Calf Raises: Stand on a book and raise your toes. Don't let your heels hit the ground. One leg at a time.
Wall Sits: Lean against a wall as if you were sitting in a chair.
Chest Jumps: Jump up and bring your knees to your chest.
Depth Jumps: Stand on a box, step off and jump upon landing.
Cone Hop: Put a cone or a similar object on the floor. Stand on one side and jump over and do the same on the other side.
180 Degree Squat Jumps: Go into a squat position, go down and when you come up, jump and turn 180 degrees in the air.
Tip Toe Jumps: Lock your knees, stand on your tip toes and jump using each calf.
Week 10 is supposed to shock your muscles. It may add 3 to 4 inches by itself. I am going to try this program to see if it may work. Good luck. This program should be done on Monday, Tuesday, Thursday, and Friday.
It is hard to read because I did it on a bigger scale. The last row of reps is the toe jumps so just read from there. It is supposed to say sec. on wall sit.
I am going to change the wall sit to a one leg weighted squat. You put one leg on a bench or box, squat down with the other leg. Use 5 to 10 pound weights or use a plate. Doesn't matter.
I am going to change the wall sit to a one leg weighted squat. You put one leg on a bench or box, squat down with the other leg. Use 5 to 10 pound weights or use a plate. Doesn't matter.
Thanks for the suggestion.....
Unilateral work, great replacement. As you get stronger though, don't be afraid to increase the weight dramaticaly.

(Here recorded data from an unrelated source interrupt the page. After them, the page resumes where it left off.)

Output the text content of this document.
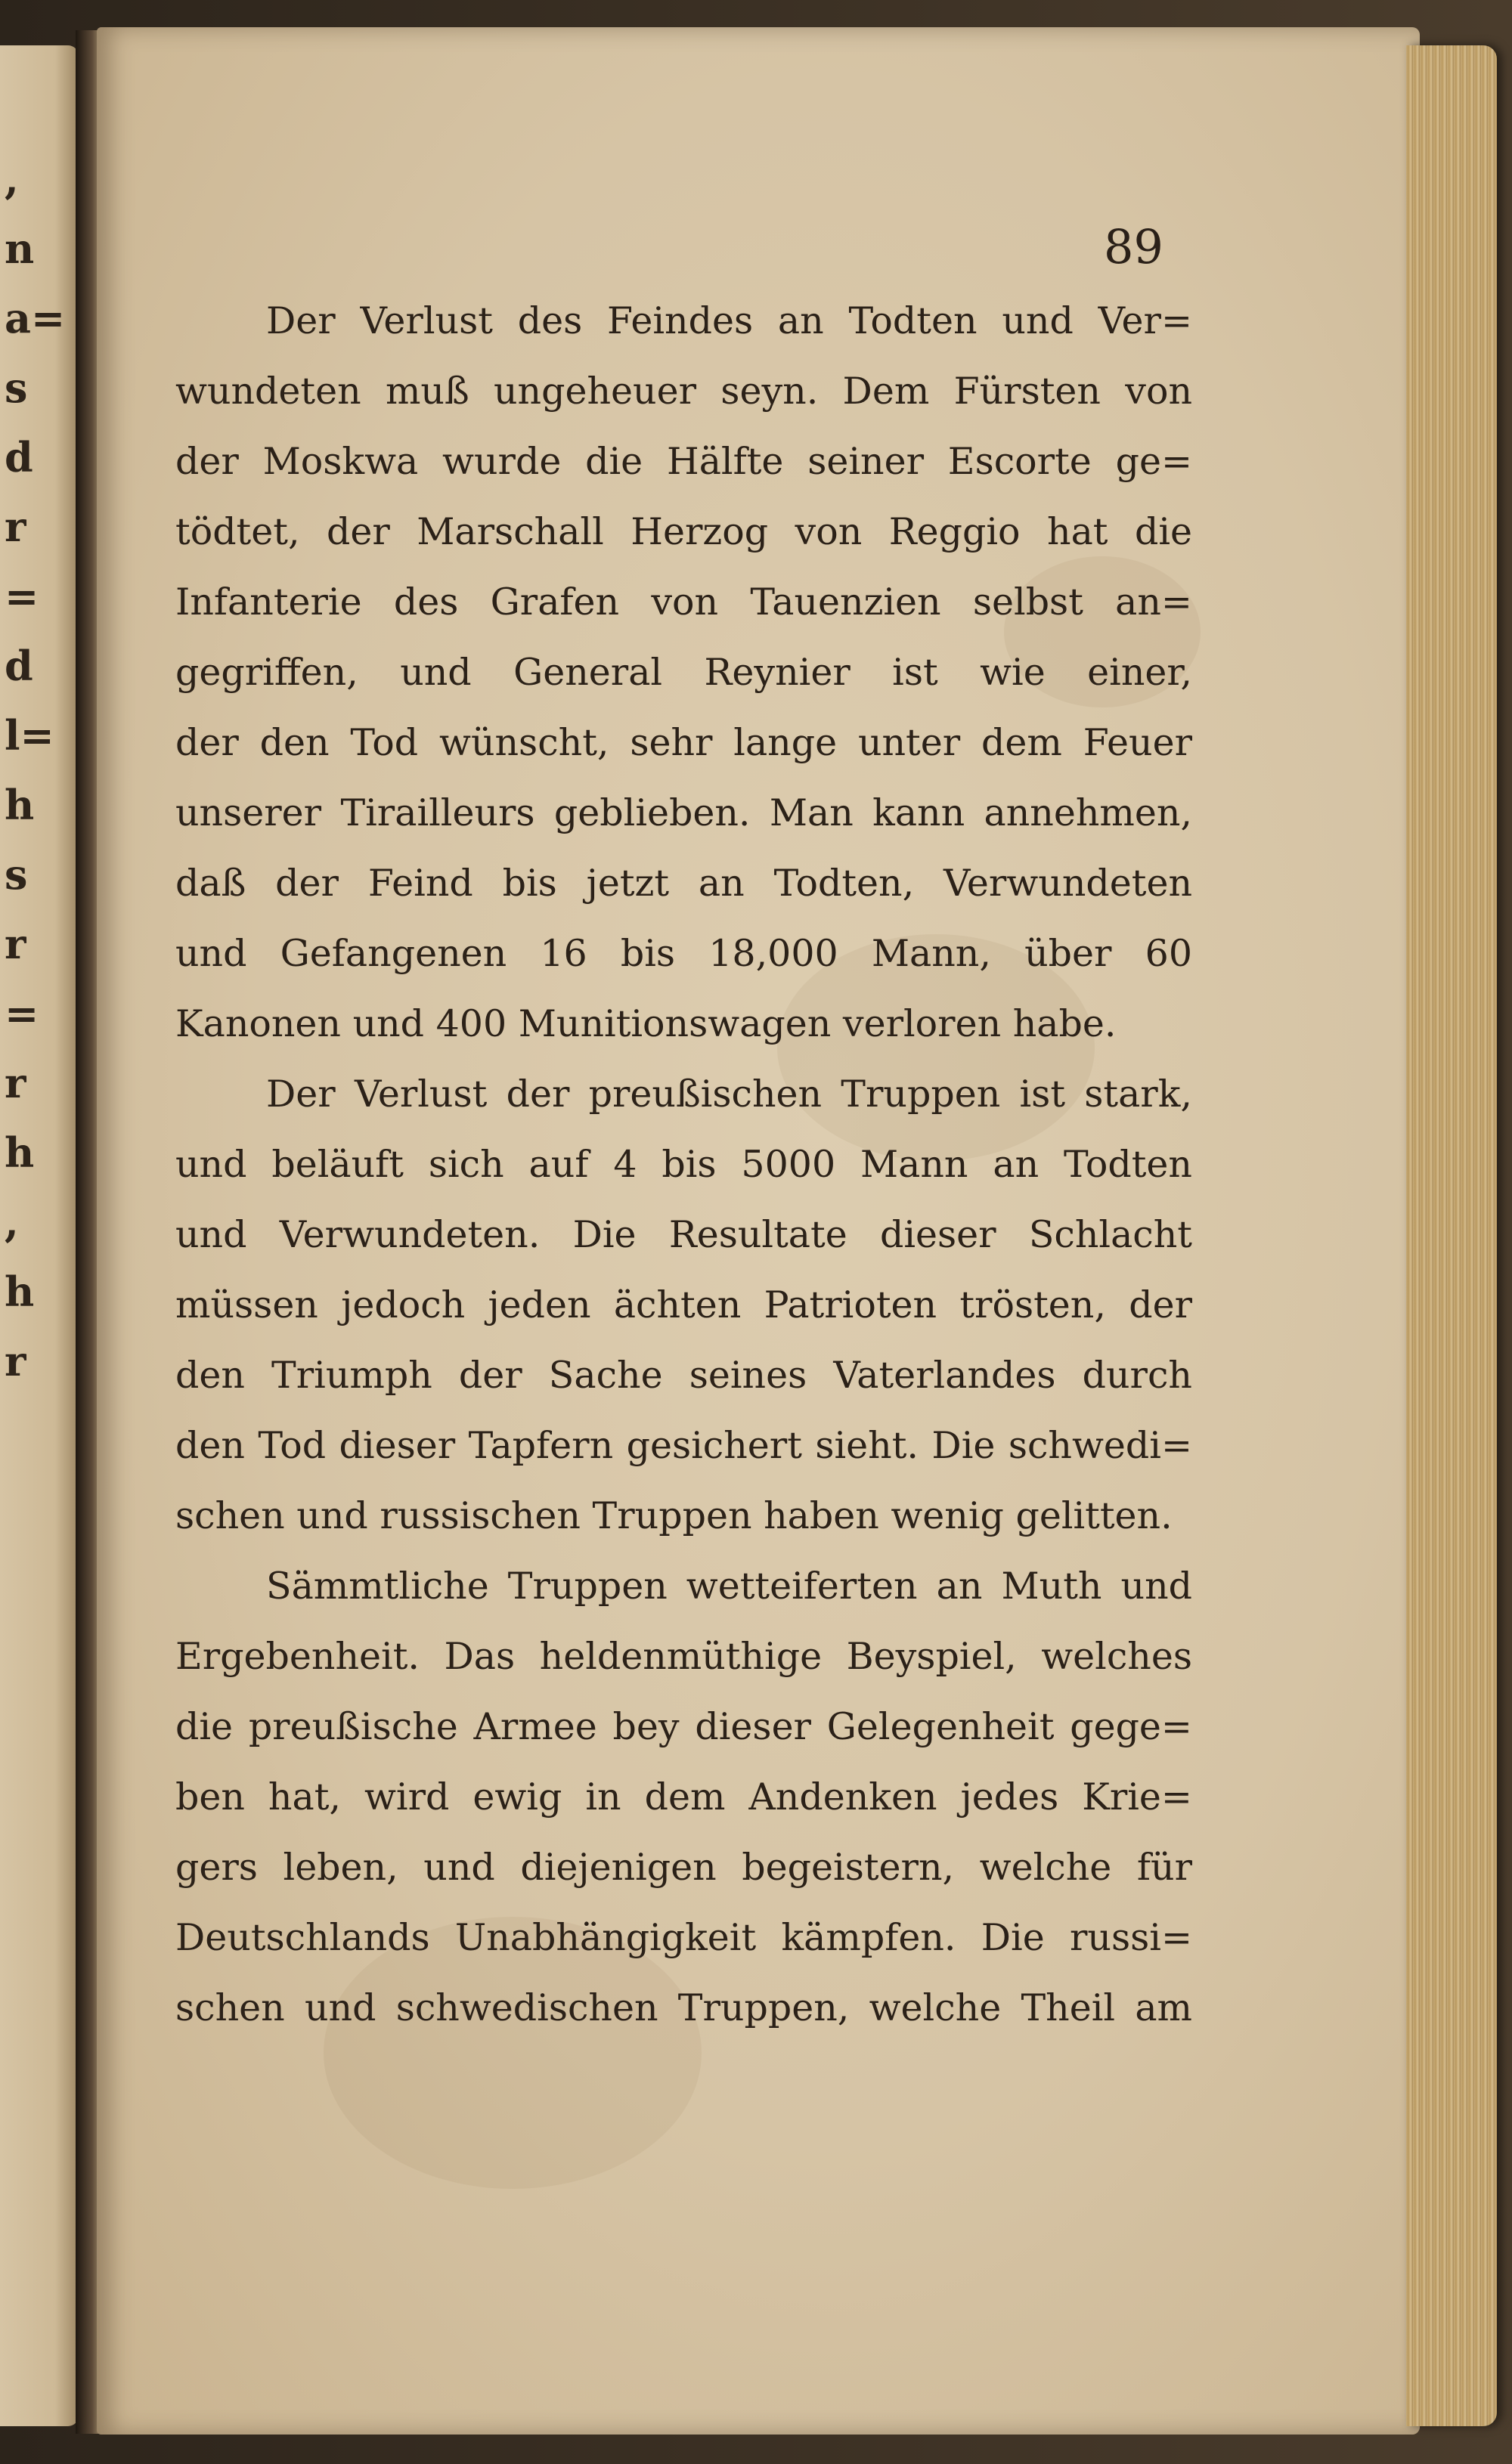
,
n
a=
s
d
r
=
d
l=
h
s
r
=
r
h
,
h
r
89
Der Verlust des Feindes an Todten und Ver=
wundeten muß ungeheuer seyn. Dem Fürsten von
der Moskwa wurde die Hälfte seiner Escorte ge=
tödtet, der Marschall Herzog von Reggio hat die
Infanterie des Grafen von Tauenzien selbst an=
gegriffen, und General Reynier ist wie einer,
der den Tod wünscht, sehr lange unter dem Feuer
unserer Tirailleurs geblieben. Man kann annehmen,
daß der Feind bis jetzt an Todten, Verwundeten
und Gefangenen 16 bis 18,000 Mann, über 60
Kanonen und 400 Munitionswagen verloren habe.
Der Verlust der preußischen Truppen ist stark,
und beläuft sich auf 4 bis 5000 Mann an Todten
und Verwundeten. Die Resultate dieser Schlacht
müssen jedoch jeden ächten Patrioten trösten, der
den Triumph der Sache seines Vaterlandes durch
den Tod dieser Tapfern gesichert sieht. Die schwedi=
schen und russischen Truppen haben wenig gelitten.
Sämmtliche Truppen wetteiferten an Muth und
Ergebenheit. Das heldenmüthige Beyspiel, welches
die preußische Armee bey dieser Gelegenheit gege=
ben hat, wird ewig in dem Andenken jedes Krie=
gers leben, und diejenigen begeistern, welche für
Deutschlands Unabhängigkeit kämpfen. Die russi=
schen und schwedischen Truppen, welche Theil am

Assuming you know about the dangers of doing something like Air Alert, VJB etc. You do know that the arms, the upper body(back, abs etc) is around 25% of how high you jump? I would recommend putting some of that into your routine.
Assuming you know about the dangers of doing something like Air Alert, VJB etc. You do know that the arms, the upper body(back, abs etc) is around 25% of how high you jump? I would recommend putting some of that into your routine.
VJB is a good program Air alert isn't. And yes, training the rest of your body would be very important. I personally think that program has an insane amount of volume.